Specific to Tesla - From when I read the NHTSA investigation on AutoPilot in general (which led to the recall a while ago, which then was being investigated as being insufficient) there are a few things going on when a car crashes under autopilot. Most of the bad ones are that they're literally just zero percent looking at the road and are ignoring whatever tepid warnings the system is giving and smash into something the system doesn't know what to do with. (flashing lights, construction, etc) Some of them are that the road was slippery, and once the car starts to leave the lane the lane centering can't compensate and if the driver wasn't paying attention they can't react in time. Another weird wrinkle in Tesla's specifically, apparently if you made a manual adjustment to the wheel, it would turn the system off entirely. So people were nudging their wheel so it stops beeping at them, not realizing they'd turned the system off entirely and then going back to paying no attention. A lot of single vehicle/car leaves the road crashes with that failure mode.
In theory they adjusted the first and last of those during the recall to get people's attention better and not shut itself off without a better warning, but there were then additional similar crashes AFTER the recall, so that's what NHTSA was investigating starting in May. Not sure where that led.
I believe some of the newer Tesla's have in-cabin cameras that do additional driver monitoring.
The steering input to override the Autopilot is pretty large & would be intentional...
Yes, the SAE levels of automation, specifically where there "driver should take over" are really really tricky. It's almost easier to go to fully autonomous & don't rely on the driver to do anything. I rode in a Waymo in SF the other week & it was really impressive.
I mean, there are lots of places that don’t have bus transit systems. In the small town I grew up in in Ohio, there was basically one bus that went between the nearby university and Cleveland and that was it. It didn’t go to the grocery store, K-12 schools, library, post office, etc. My mom can’t drive and my dad worked all the time, so as a result I walked about two miles to school and two miles back every day.
Now, I agree that the solution is not self-driving cars, but rather better mass transit. But for a lot of people, transit systems aren’t at a place where they can actually use them. And I’m not sure they’ll ever be at that level in some rural areas.
I forget that we have new people on the board sometimes. LOL! This is an old discussion that we have with varying degrees of passion around here.
I mean, there are lots of places that don’t have bus transit systems. In the small town I grew up in in Ohio, there was basically one bus that went between the nearby university and Cleveland and that was it. It didn’t go to the grocery store, K-12 schools, library, post office, etc. My mom can’t drive and my dad worked all the time, so as a result I walked about two miles to school and two miles back every day.
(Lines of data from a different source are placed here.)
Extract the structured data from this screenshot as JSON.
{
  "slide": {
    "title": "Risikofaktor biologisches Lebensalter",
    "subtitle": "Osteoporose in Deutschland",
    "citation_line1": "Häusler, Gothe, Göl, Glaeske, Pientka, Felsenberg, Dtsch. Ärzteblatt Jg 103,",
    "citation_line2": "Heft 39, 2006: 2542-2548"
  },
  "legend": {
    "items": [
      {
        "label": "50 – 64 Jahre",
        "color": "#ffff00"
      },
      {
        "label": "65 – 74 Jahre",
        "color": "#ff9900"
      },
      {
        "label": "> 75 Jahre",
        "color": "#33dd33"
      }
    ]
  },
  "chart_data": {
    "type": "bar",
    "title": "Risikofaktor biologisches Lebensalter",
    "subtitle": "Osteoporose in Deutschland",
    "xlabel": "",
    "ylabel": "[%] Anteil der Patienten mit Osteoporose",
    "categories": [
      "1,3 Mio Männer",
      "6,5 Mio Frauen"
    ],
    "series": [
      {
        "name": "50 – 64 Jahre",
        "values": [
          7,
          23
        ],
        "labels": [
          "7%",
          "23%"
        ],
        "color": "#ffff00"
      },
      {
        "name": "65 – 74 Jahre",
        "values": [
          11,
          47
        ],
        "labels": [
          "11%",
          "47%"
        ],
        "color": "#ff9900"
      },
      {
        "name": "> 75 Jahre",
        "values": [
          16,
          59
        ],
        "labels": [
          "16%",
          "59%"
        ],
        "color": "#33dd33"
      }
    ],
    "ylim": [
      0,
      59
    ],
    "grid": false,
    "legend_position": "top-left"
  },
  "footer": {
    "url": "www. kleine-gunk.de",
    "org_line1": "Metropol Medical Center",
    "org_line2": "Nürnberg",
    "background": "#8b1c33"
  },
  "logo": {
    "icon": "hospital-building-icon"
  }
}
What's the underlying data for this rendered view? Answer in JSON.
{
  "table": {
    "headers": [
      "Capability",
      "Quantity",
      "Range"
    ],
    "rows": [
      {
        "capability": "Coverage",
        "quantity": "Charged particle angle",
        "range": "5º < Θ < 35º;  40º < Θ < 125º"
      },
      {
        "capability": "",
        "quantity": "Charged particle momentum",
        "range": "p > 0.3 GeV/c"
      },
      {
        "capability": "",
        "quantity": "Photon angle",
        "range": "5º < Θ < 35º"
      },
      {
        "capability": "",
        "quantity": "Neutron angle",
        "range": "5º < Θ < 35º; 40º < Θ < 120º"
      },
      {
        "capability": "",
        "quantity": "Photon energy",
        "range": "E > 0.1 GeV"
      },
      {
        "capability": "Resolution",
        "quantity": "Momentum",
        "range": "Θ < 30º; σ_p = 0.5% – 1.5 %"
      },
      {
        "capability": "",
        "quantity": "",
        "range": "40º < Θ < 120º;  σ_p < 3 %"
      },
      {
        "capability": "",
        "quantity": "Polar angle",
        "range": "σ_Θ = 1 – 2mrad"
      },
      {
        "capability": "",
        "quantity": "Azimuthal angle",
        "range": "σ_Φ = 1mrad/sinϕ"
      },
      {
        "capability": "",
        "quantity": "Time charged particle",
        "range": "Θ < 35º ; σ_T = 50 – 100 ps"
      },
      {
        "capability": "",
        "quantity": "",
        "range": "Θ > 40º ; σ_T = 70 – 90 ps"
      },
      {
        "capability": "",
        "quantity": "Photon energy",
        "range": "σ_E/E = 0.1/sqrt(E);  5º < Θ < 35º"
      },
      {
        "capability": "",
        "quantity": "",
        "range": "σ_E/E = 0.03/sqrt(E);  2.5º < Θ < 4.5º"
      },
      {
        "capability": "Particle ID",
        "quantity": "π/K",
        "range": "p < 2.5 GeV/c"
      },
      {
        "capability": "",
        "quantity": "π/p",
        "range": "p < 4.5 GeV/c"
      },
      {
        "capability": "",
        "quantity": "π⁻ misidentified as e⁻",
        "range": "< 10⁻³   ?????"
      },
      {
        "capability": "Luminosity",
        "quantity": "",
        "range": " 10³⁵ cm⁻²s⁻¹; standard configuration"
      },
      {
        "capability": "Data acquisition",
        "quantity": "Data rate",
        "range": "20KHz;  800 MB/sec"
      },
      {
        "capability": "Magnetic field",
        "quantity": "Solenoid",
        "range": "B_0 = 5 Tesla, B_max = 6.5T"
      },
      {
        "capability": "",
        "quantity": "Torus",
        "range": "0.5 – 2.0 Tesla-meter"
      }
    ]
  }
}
Now, I agree that the solution is not self-driving cars, but rather better mass transit. But for a lot of people, transit systems aren’t at a place where they can actually use them. And I’m not sure they’ll ever be at that level in some rural areas.
I forget that we have new people on the board sometimes. LOL! This is an old discussion that we have with varying degrees of passion around here.
Happy to amend my statement...if you find it onerous to pay attention to the road and live somewhere without alternative forms of transport, first move to a place with transit, then take the bus.